Each Monday the alarm goes off at 4:20 AM or so and Betsy and I begin the process that takes me to a 6:15 bus in Orange.  With any luck at all, I'm at the door to Community Yoga, key in hand, at 7 AM to begin Monday Morning Mindfulness.  Although there have been a few regulars, and a few irregulars, on and off over the past year for that first hour of MMM, I've often sat alone in the early morning quiet of downtown Greenfield.  Sometimes in the past year I'd sat alone for the entire 3 hours.

Any number of times as I sat there,
I would watch a bevy of unpleasant thoughts and feelings emerge.  Feeling tired, doubtful, foolish, I'd sometimes questioned my own sanity for dragging myself (and my partner) out of bed at that ungodly hour to glug a cup of coffee, jump in a car to drive 25 minutes to jump on a bus for an hour to then hustle, sometimes through rain or snow, uphill from the bus station to the studio--and then sit by myself in an empty room. It certainly didn't seem like a reasonable thing to do.

Why bother?

That, of course, is an essential question.  It's probably useful to ask it before we dangle our foot over the edge of the bed to start each day, to examine the nature of our essential commitment.  Taking it to to heart over the course of many years, I don't know that there is a "reasonable" answer.  And yet.......

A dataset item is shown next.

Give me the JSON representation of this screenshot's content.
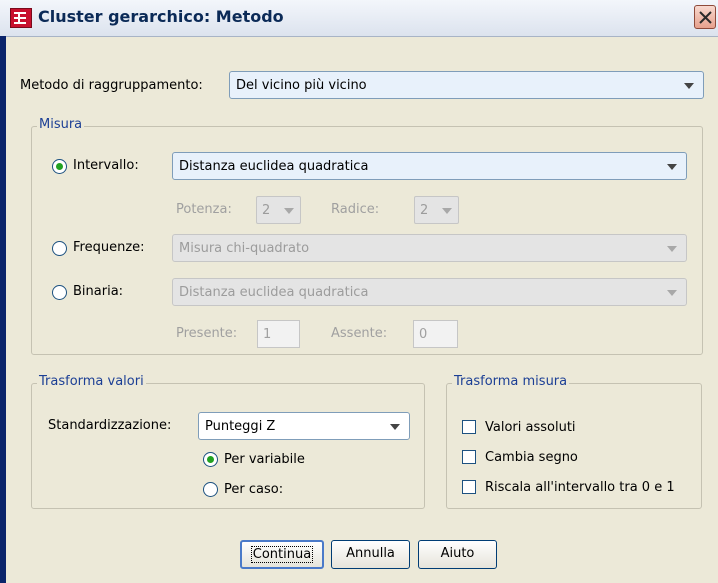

In the first session of the Introduction to Meditation class three people commented that they had found that their lives seemed to be "better" when they meditated, yet they found it difficult to sustain a regular practice.   That seems to be a common condition.  I think it can be explained pretty readily as a function of our conditioning.  We are deeply propelled to "do" by the prevailing values and norms of our materialistic society.  Sitting still, isn't our strong suit.

Yet, now there are a few of us are sitting fairly regularly--at least each Monday morning. 

Why do we bother?

It might be interesting to compare notes on why we have chosen to do that--don't you think?